Version imprimable de la Lettre à Lelia, Stefania e altri
Jacques Philipponneau
Lettre à Lelia, Stefania e altri, rédigée le 27 août 2022
Quand nous nous sommes retrouvés en juillet 2021, après la mort de Piero, nous ne nous étions pas vus depuis plus d’un an, en présentiel, ou en real life, comme la novlangue normative l’énonce désormais. Il était en effet devenu aussi malaisé de franchir les Alpes que du temps de Montaigne, les ouvertures fugaces et aléatoires de la frontière étant plus difficiles à prévoir qu’une fenêtre de tir pour Mars. Un an après ma lettre de mai 2020, j’avais quasiment achevé une sorte de suite-bilan mais tardais à l’envoyer, attendant que Piero se rétablisse suffisamment pour en prendre connaissance. Il n’en aura pas eu l’occasion et il m’a fallu du temps pour reprendre cette correspondance, tant la pauvreté des mots semblait vaine devant la brutalité de cette perte.
Sur cette trame écrite au printemps 2021, drastiquement allégée de tout ce qu’il pouvait y avoir de démonstratif, car frappée d’obsolescence par l’évidence de ce qui est arrivé, j’ai essayé d’être plus conclusif après nos rencontres puisque nous touchons à la suspension momentanée de cette psychose mondiale, mais certes pas à ses développements ultérieurs.
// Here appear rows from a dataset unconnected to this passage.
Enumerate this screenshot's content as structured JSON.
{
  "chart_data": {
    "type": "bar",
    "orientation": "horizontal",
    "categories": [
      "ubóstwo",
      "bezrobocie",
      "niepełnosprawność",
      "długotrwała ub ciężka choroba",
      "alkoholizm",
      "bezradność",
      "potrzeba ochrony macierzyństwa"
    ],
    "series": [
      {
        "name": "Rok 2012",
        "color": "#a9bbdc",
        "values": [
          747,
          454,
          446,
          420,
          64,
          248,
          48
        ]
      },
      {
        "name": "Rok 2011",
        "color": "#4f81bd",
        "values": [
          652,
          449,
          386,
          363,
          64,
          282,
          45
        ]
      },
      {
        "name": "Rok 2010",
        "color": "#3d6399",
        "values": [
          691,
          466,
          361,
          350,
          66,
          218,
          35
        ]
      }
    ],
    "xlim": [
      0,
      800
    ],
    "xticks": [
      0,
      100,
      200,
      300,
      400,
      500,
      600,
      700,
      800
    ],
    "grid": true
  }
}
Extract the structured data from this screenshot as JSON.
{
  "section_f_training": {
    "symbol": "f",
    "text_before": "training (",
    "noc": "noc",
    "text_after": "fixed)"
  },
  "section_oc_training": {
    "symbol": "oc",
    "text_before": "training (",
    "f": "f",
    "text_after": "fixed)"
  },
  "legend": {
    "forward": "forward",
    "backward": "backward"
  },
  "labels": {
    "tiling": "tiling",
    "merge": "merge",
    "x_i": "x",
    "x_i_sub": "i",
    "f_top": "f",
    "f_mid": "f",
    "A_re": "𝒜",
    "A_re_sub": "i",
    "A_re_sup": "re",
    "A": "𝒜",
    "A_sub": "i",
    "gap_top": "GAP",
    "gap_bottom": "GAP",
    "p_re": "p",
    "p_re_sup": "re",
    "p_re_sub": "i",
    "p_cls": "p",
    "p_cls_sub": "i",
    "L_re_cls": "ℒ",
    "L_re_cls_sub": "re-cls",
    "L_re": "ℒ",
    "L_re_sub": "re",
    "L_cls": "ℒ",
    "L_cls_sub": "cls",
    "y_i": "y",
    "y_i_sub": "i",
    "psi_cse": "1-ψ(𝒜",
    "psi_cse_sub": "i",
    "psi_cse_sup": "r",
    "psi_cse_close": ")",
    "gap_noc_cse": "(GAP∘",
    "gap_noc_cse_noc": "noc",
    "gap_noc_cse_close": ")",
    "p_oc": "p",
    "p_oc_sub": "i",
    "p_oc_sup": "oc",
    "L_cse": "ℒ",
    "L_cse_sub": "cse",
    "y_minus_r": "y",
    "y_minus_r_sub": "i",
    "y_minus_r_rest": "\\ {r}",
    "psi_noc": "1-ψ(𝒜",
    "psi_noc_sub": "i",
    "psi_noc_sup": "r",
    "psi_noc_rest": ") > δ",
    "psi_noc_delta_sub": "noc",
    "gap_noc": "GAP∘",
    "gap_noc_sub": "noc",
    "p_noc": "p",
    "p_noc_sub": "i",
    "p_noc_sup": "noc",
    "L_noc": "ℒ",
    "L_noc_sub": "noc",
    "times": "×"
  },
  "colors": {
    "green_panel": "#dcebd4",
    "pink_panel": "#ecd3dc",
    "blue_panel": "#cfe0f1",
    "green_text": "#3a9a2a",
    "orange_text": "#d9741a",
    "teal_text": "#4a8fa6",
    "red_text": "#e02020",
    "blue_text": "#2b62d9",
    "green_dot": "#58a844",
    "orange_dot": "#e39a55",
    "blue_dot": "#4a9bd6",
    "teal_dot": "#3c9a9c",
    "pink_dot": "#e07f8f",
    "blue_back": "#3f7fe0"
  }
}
Avec plus de deux ans de recul, le bilan est désormais clair sur ce que l’épidémie de covid a révélé de notre monde : qu’il ne s’agissait pas d’une crise sanitaire mais de la crise systémique d’une société malade à tous égards, même si son aspect finalement le plus superficiel, les tragiques insuffisances de l’hôpital public, est un pur produit de la gestion bureaucratique de la médecine au temps du néolibéralisme. Sur ce seul point, l’exemple français est édifiant : en 2021 on a encore supprimé 5 700 lits d’hôpital s’ajoutant aux 180 000 supprimés entre 2014 et 2020 et le ministère de la santé a fait la chasse à toute prophylaxie ou thérapie non hospitalière.